This study addresses the limitations of existing automated sorting systems for industrial waste, which struggle with the high variability, clutter, and visual complexity of real-world waste streams, compounded by a lack of high-quality annotated data from authentic scenarios. To bridge this gap, the authors introduce SortWaste, the first densely annotated object detection dataset specifically designed for industrial waste sorting, along with ClutterScore—a novel metric that quantifies scene-level visual complexity using proxy variables such as object count, category and size entropy, and spatial overlap. Systematic evaluation of state-of-the-art detection models across varying complexity levels reveals significant performance degradation in highly cluttered scenes (e.g., mAP of 59.7% for plastics), highlighting current methodological limitations and establishing a standardized benchmark and toolkit for future research in waste detection.

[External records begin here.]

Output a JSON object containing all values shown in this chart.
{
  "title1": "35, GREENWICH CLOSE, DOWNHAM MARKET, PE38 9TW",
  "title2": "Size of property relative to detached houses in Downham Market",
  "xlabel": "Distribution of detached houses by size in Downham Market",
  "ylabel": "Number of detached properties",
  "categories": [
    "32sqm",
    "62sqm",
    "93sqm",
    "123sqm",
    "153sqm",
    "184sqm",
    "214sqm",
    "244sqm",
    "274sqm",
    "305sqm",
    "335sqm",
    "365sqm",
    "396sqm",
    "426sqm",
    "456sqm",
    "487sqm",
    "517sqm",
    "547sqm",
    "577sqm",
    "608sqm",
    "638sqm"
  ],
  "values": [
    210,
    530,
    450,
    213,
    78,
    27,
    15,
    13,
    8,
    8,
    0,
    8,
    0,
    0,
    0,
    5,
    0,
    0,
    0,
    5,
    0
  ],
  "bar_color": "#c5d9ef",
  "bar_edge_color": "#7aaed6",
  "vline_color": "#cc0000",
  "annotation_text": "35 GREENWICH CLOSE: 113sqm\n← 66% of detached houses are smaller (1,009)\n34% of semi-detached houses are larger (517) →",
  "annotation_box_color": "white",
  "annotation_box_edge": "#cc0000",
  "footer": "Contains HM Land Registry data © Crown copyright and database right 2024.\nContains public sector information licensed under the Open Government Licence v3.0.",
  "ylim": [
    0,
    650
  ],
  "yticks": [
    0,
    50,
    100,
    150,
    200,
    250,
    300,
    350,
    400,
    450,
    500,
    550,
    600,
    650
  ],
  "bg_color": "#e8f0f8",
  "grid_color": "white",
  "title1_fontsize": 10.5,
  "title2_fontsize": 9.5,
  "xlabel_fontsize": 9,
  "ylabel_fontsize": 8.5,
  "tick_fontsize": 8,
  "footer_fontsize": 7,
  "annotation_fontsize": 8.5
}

The increasing production of waste, driven by population growth, has created challenges in managing and recycling materials effectively. Manual waste sorting is a common practice; however, it remains inefficient for handling large-scale waste streams and presents health risks for workers. On the other hand, existing automated sorting approaches still struggle with the high variability, clutter, and visual complexity of real-world waste streams. The lack of real-world datasets for waste sorting is a major reason automated systems for this problem are underdeveloped. Accordingly, we introduce SortWaste, a densely annotated object detection dataset collected from a Material Recovery Facility. Additionally, we contribute to standardizing waste detection in sorting lines by proposing ClutterScore, an objective metric that gauges the scene's hardness level using a set of proxies that affect visual complexity (e.g., object count, class and size entropy, and spatial overlap). In addition to these contributions, we provide an extensive benchmark of state-of-the-art object detection models, detailing their results with respect to the hardness level assessed by the proposed metric. Despite achieving promising results (mAP of 59.7% in the plastic-only detection task), performance significantly decreases in highly cluttered scenes. This highlights the need for novel and more challenging datasets on the topic.